Articles

Arsenal Atmosphere Not A Patch On Celtic Park

|
Image for Arsenal Atmosphere Not A Patch On Celtic Park

maxresdefault

Tonight’s Champions League showpiece between Arsenal and Barcelona was a good battle, with two very good sides, both trying to play attacking football.

On the night the Spaniards had the quality, as most of us thought they would.

What struck me about the game – and not for the first time watching an EPL club compete on this stage – wasn’t anything that happened on the park but the way the crowd reacted off of it. Only Anfield resembles Celtic Park on a night like this, and even it is a pale imitation of the real thing.

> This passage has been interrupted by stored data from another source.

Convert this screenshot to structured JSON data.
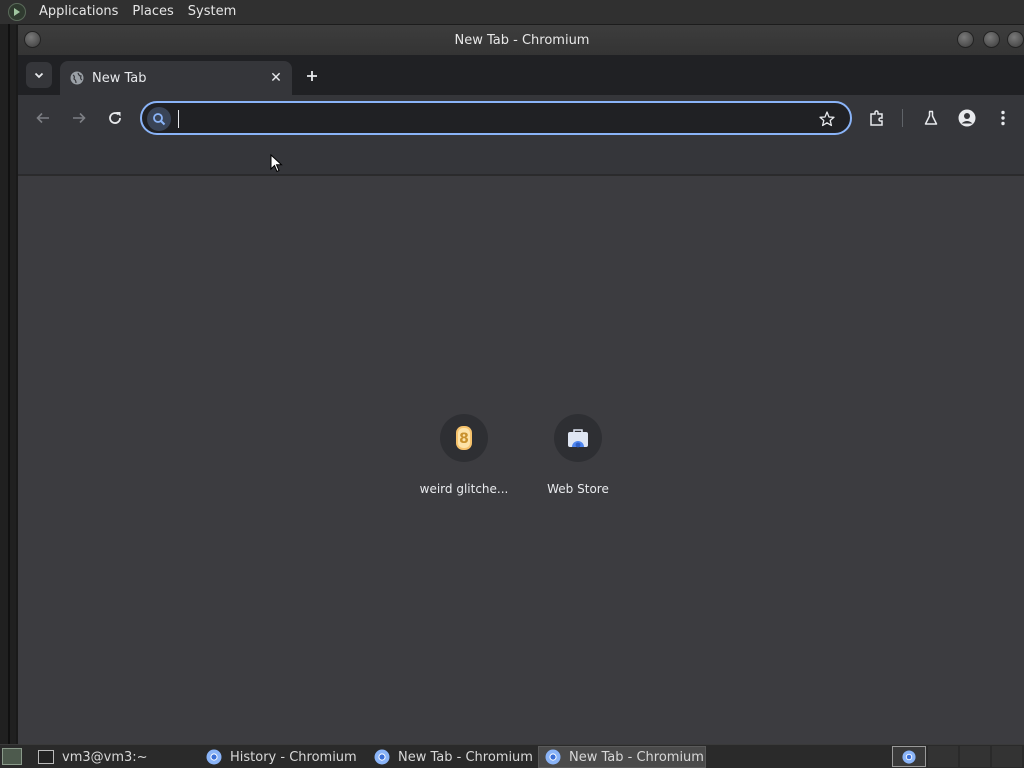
{
  "top_panel": {
    "menus": [
      "Applications",
      "Places",
      "System"
    ]
  },
  "window": {
    "title": "New Tab - Chromium"
  },
  "tabs": [
    {
      "title": "New Tab",
      "active": true
    }
  ],
  "omnibox": {
    "value": "",
    "placeholder": ""
  },
  "shortcuts": [
    {
      "label": "weird glitche...",
      "icon": "bitcoin-like-icon"
    },
    {
      "label": "Web Store",
      "icon": "web-store-icon"
    }
  ],
  "taskbar": {
    "items": [
      {
        "label": "vm3@vm3:~",
        "icon": "terminal-icon",
        "active": false
      },
      {
        "label": "History - Chromium",
        "icon": "chromium-icon",
        "active": false
      },
      {
        "label": "New Tab - Chromium",
        "icon": "chromium-icon",
        "active": false
      },
      {
        "label": "New Tab - Chromium",
        "icon": "chromium-icon",
        "active": true
      }
    ]
  },
  "colors": {
    "accent": "#8ab4f8",
    "toolbar": "#35363a",
    "content_bg": "#3c3c40"
  }
}
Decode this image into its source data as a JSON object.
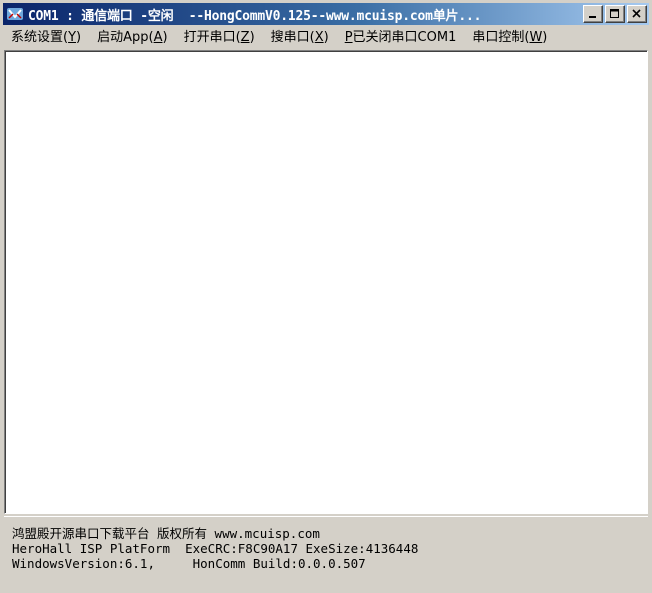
{
  "window": {
    "title": "COM1 : 通信端口 -空闲  --HongCommV0.125--www.mcuisp.com单片...",
    "app_icon": "hongcomm-app-icon",
    "caption_buttons": [
      "minimize",
      "maximize",
      "close"
    ]
  },
  "menu": {
    "items": [
      {
        "label": "系统设置(",
        "key": "Y",
        "suffix": ")"
      },
      {
        "label": "启动App(",
        "key": "A",
        "suffix": ")"
      },
      {
        "label": "打开串口(",
        "key": "Z",
        "suffix": ")"
      },
      {
        "label": "搜串口(",
        "key": "X",
        "suffix": ")"
      },
      {
        "label": "",
        "key": "P",
        "suffix": "已关闭串口COM1"
      },
      {
        "label": "串口控制(",
        "key": "W",
        "suffix": ")"
      }
    ]
  },
  "status": {
    "lines": [
      "鸿盟殿开源串口下载平台 版权所有 www.mcuisp.com",
      "HeroHall ISP PlatForm  ExeCRC:F8C90A17 ExeSize:4136448",
      "WindowsVersion:6.1,     HonComm Build:0.0.0.507"
    ]
  },
  "colors": {
    "titlebar_start": "#0a246a",
    "titlebar_end": "#a6caf0",
    "face": "#d4d0c8",
    "content_bg": "#ffffff"
  }
}
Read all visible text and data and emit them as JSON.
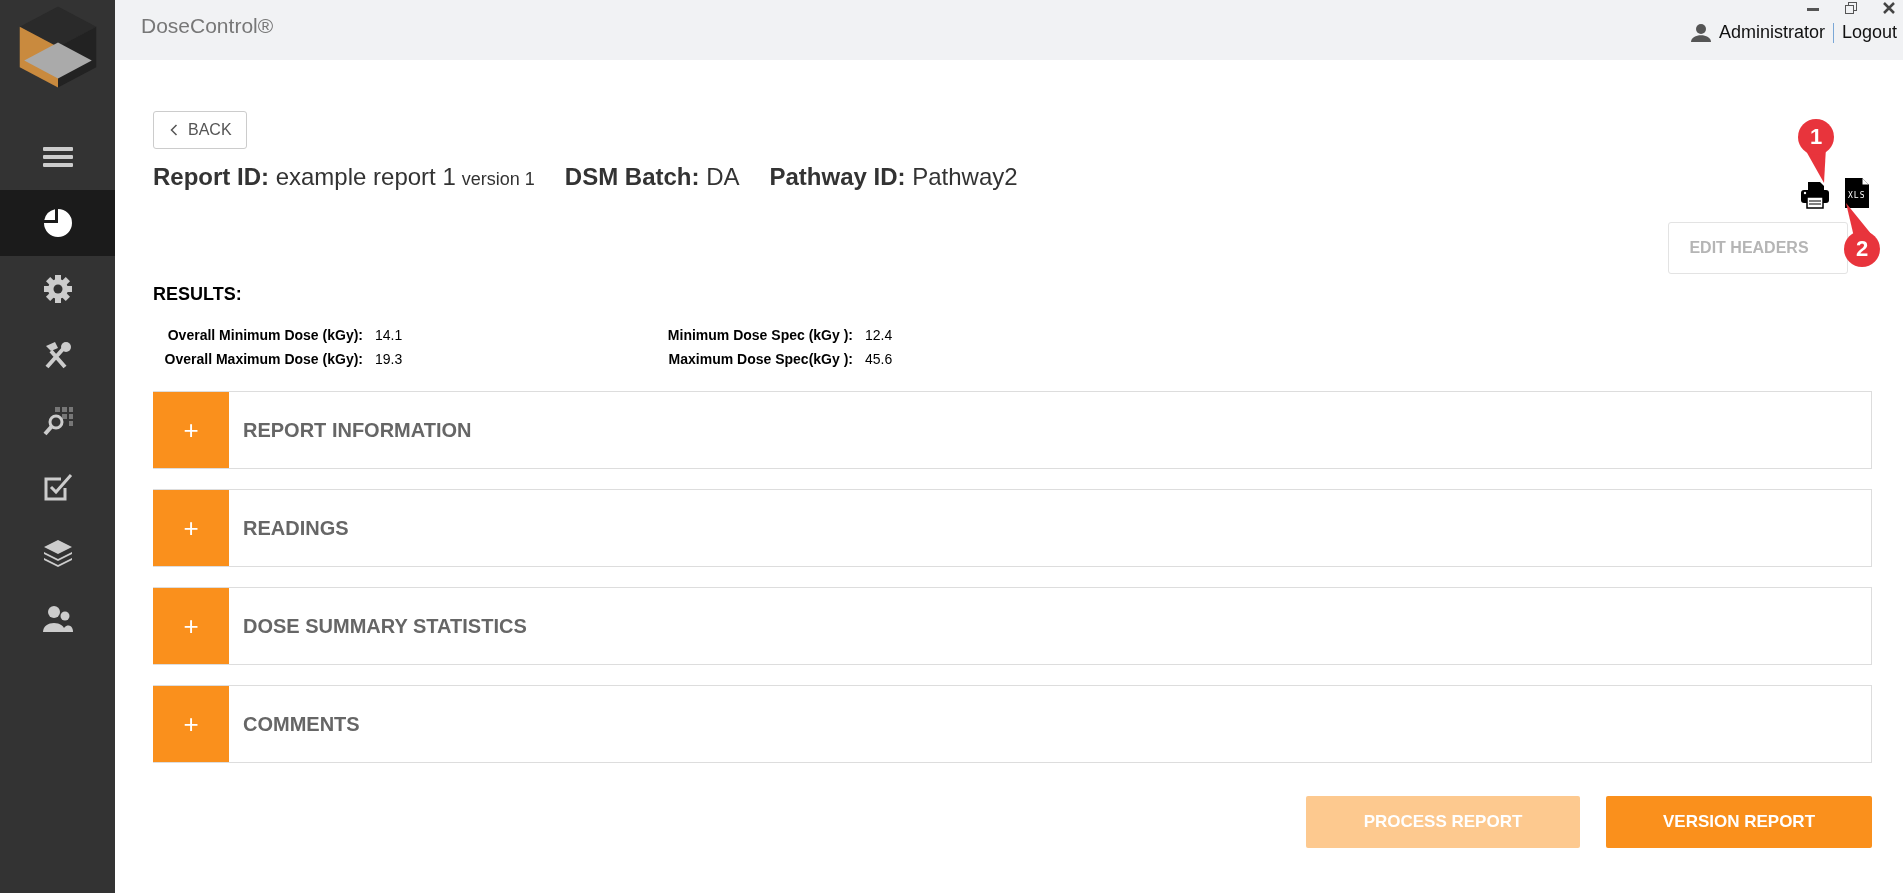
{
  "app": {
    "title": "DoseControl®"
  },
  "window_controls": [
    {
      "kind": "minimize"
    },
    {
      "kind": "restore"
    },
    {
      "kind": "close"
    }
  ],
  "user": {
    "name": "Administrator",
    "logout": "Logout"
  },
  "sidebar": {
    "items": [
      {
        "kind": "menu",
        "selected": false
      },
      {
        "kind": "pie",
        "selected": true
      },
      {
        "kind": "gear",
        "selected": false
      },
      {
        "kind": "tools",
        "selected": false
      },
      {
        "kind": "search",
        "selected": false
      },
      {
        "kind": "checkbox",
        "selected": false
      },
      {
        "kind": "layers",
        "selected": false
      },
      {
        "kind": "users",
        "selected": false
      }
    ]
  },
  "back_button": "BACK",
  "header": [
    {
      "label": "Report ID:",
      "value": "example report 1",
      "suffix": "version 1"
    },
    {
      "label": "DSM Batch:",
      "value": "DA"
    },
    {
      "label": "Pathway ID:",
      "value": "Pathway2"
    }
  ],
  "export_icons": [
    {
      "kind": "printer"
    },
    {
      "kind": "file",
      "label": "XLS"
    }
  ],
  "callouts": [
    {
      "label": "1"
    },
    {
      "label": "2"
    }
  ],
  "edit_headers": {
    "label": "EDIT HEADERS",
    "disabled": true
  },
  "results": {
    "title": "RESULTS:",
    "columns": [
      [
        {
          "label": "Overall Minimum Dose (kGy):",
          "value": "14.1"
        },
        {
          "label": "Overall Maximum Dose (kGy):",
          "value": "19.3"
        }
      ],
      [
        {
          "label": "Minimum Dose Spec (kGy ):",
          "value": "12.4"
        },
        {
          "label": "Maximum Dose Spec(kGy ):",
          "value": "45.6"
        }
      ]
    ]
  },
  "sections": [
    {
      "toggle": "+",
      "title": "REPORT INFORMATION",
      "expanded": false
    },
    {
      "toggle": "+",
      "title": "READINGS",
      "expanded": false
    },
    {
      "toggle": "+",
      "title": "DOSE SUMMARY STATISTICS",
      "expanded": false
    },
    {
      "toggle": "+",
      "title": "COMMENTS",
      "expanded": false
    }
  ],
  "actions": [
    {
      "label": "PROCESS REPORT",
      "disabled": true
    },
    {
      "label": "VERSION REPORT",
      "disabled": false
    }
  ]
}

It’s not for nothing that many of those Barcelona players describe our stadium as one of the best they’ve ever played in.

At times tonight, The Emirates was like a morgue where the only sounds you could hear apart from some touchline shouting was the thud of leather on leather.

Every time it showed you a clip of the Arsenal fans there were people sitting in edgy silence.

Where was the passion?

Where was the animation?

Where was the support for their side?

I see this a lot in the EPL as well, but you can give the fans of some of these teams some latitude in this area; the EPL, like the SPL, is played over a lot of matches with only a handful being genuine occasions for getting all the bells and whistles out.

But a Champions League night against one of the best teams on the planet deserves a crowd to match the occasion.

Tonight … what a let down from the home support.

The Barcelona fans made some noise, but then you expect that as they are very like the Celtic fans in their passion for, and appreciation of, the Beautiful Game. It helps to be supporting one of the finest teams ever to play the sport, but you get the impression they wouldn’t care.

Whenever there’s a poll of these things, fans across Europe vote Celtic Park amongst the best atmospheres in the sport. This is to say nothing of the number of players who’ve left Parkhead in absolute awe, and I’m talking about some of the biggest names in football, like Pirlo, Iniesta, Messi and others.

It’s that which helped turn us into such a formidable European force a few years back, and the sounds of Parkhead rocking to that victory over Barca a couple of years back will live forever in the memories of those who were there.

Not so much in London this evening.

I’m not going to sit here and say that a rollicking atmosphere would have been the difference tonight between a home win and Barcelona strolling on into the next round. But you would have thought the Gunners fans would have raised the roof and let the Catalans know they were in a game.

Celtic Park would have been a cauldron of noise and the fans would have kept on singing no matter the score line, as the small contingent of our supporters did in the Nou Camp the last time we visited there, and got our 6-1 dismantling.

This is what makes our club special, and when we get back onto the Champions League stage whatever happens on the park, we’re going to show the pretenders from London and elsewhere how you get behind a team, and how much power the 12th man really has.